Ну, полно, брат, чего нос-то повесил? Играют у нас тут не в первый и не в последний раз. А чтобы тебе попусту не думать об этом, на вот книгу: почитай мне, покажи свое искусство.
И началось у них чтение; а так как Гоголь, в самом деле, читал хорошо, а теперь для нового своего приятеля еще более постарался, то Высоцкий остался вполне доволен и заставлял его затем читать уже изо дня в день. Нередко чтение прерывалось более или менее остроумной вставкой чтеца или слушателя, имевшей обыкновенно какое-нибудь касательство к товарищам или к гимназическому начальству, и вставка эта вызывала тотчас соответственную реплику второго собеседника. Высоцкий был несомненно более начитан и умственно более зрел, а отчужденность от товарищеского круга вследствие частого пребывания в лазарете сделала из него если не светоненавистника, то довольно желчного нелюдима. Во всем и во всех он прежде всего подмечал оборотную сторону, отрицательные качества, и с особенным удовольствием изощрял свой природный юмор насчет слабостей своих ближних. А так как ехидствовать вдвоем куда занятнее, чем в одиночку, то он с каждым днем стал относиться все более дружелюбно к посланному ему судьбой лазаретному товарищу, который с такой верой принимал его решительные приговоры о людях и, благодаря бившей в нем также живым ключом сатирической жилке, подбавлял еще к каждому такому приговору своих красок, своего «соусу». Самолюбию же Гоголя не могло не льстить, что «студент» водится с ним, как равный с равным, и так одобрительно усмехается над всякой его, даже грошевой остротой. Одноклассники навещали, разумеется, двух узников в их лазаретном заточении, но те и без них не скучали. Едкий цемент сатиры в несколько дней скрепил две родственные натуры в такую дружбу, для которой при иных условиях потребовались бы годы. Когда перед самой масленицей Высоцкому наконец удалось вырваться из лазарета, он на прощанье не только тепло пожал руку Гоголю, но даже облобызал его.
— Ну, дружище, не скучай без меня, — сказал он. — Я приложу все старания, чтобы вытащить тебя из этой ямы хотя бы ко дню спектакля.
Гоголь глубоко вздохнул:
— Что пользы, ежели я сам не могу играть? Мою роль жреца ведь передали уже другому!
— А что, если я выторгую для тебя какую-нибудь пустую рольку хотя бы во французской или немецкой пьесе, — возьмешься ты играть ее?
— Возьмусь. Только тогда уже, Герасим Иванович, пожалуйста, роль покороче: у меня решительно нет памяти для этой тарабарщины.
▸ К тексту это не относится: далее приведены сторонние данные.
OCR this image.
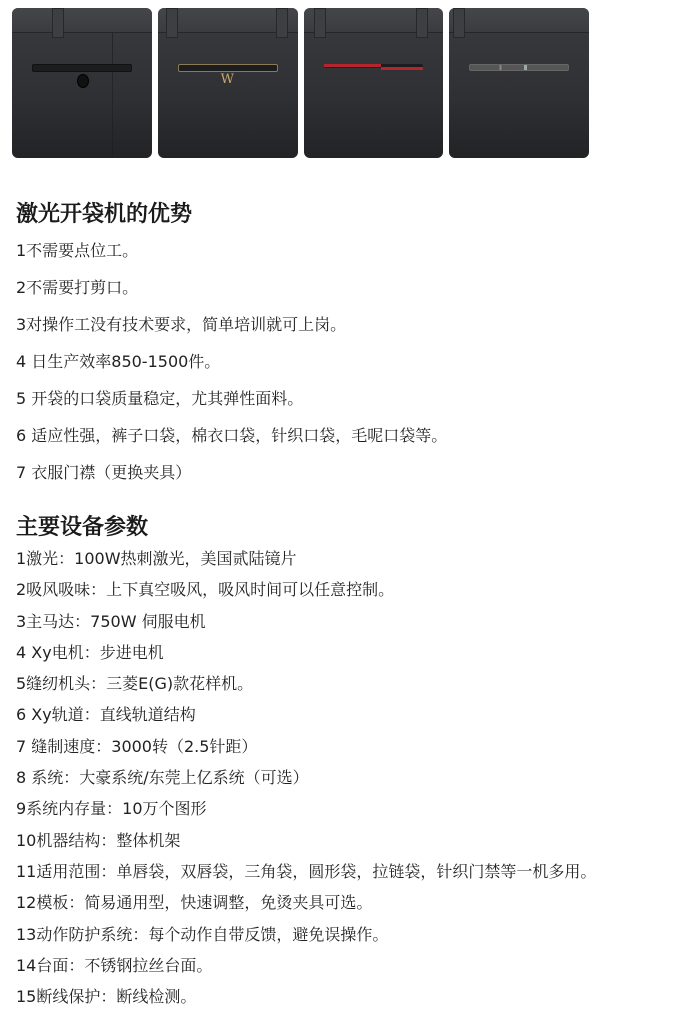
W
激光开袋机的优势
1不需要点位工。
2不需要打剪口。
3对操作工没有技术要求，简单培训就可上岗。
4 日生产效率850-1500件。
5 开袋的口袋质量稳定，尤其弹性面料。
6 适应性强，裤子口袋，棉衣口袋，针织口袋，毛呢口袋等。
7 衣服门襟（更换夹具）
主要设备参数
1激光：100W热刺激光，美国贰陆镜片
2吸风吸味：上下真空吸风，吸风时间可以任意控制。
3主马达：750W 伺服电机
4 Xy电机：步进电机
5缝纫机头：三菱E(G)款花样机。
6 Xy轨道：直线轨道结构
7 缝制速度：3000转（2.5针距）
8 系统：大豪系统/东莞上亿系统（可选）
9系统内存量：10万个图形
10机器结构：整体机架
11适用范围：单唇袋，双唇袋，三角袋，圆形袋，拉链袋，针织门禁等一机多用。
12模板：简易通用型，快速调整，免烫夹具可选。
13动作防护系统：每个动作自带反馈，避免误操作。
14台面：不锈钢拉丝台面。
15断线保护：断线检测。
— Добре. Главное — не унывай.
И он добился своего: Орлай, убедившись, что у его сумасшедшего пациента умственные способности окончательно возвратились, не только выпустил его на волю, но разрешил ему даже выступить на товарищеской сцене в коротенькой роли доброго сына, которую выхлопотал ему его новый друг у режиссера — Кукольника — в немецком стихотворном «одноактнике». Но чего стоило Гоголю вызубрить свои двадцать стихов на «тарабарщине»!
Накануне спектакля были две репетиции, в самый день спектакля поутру еще одна. И Гоголь оказался «на высоте своей задачи»: с большой развязностью начинал он трогательным восклицанием: «Oh, mein Vater»! — и, без запинки отбарабанив свои двадцать стихов, не менее патетически заканчивал: «Nach Prag!»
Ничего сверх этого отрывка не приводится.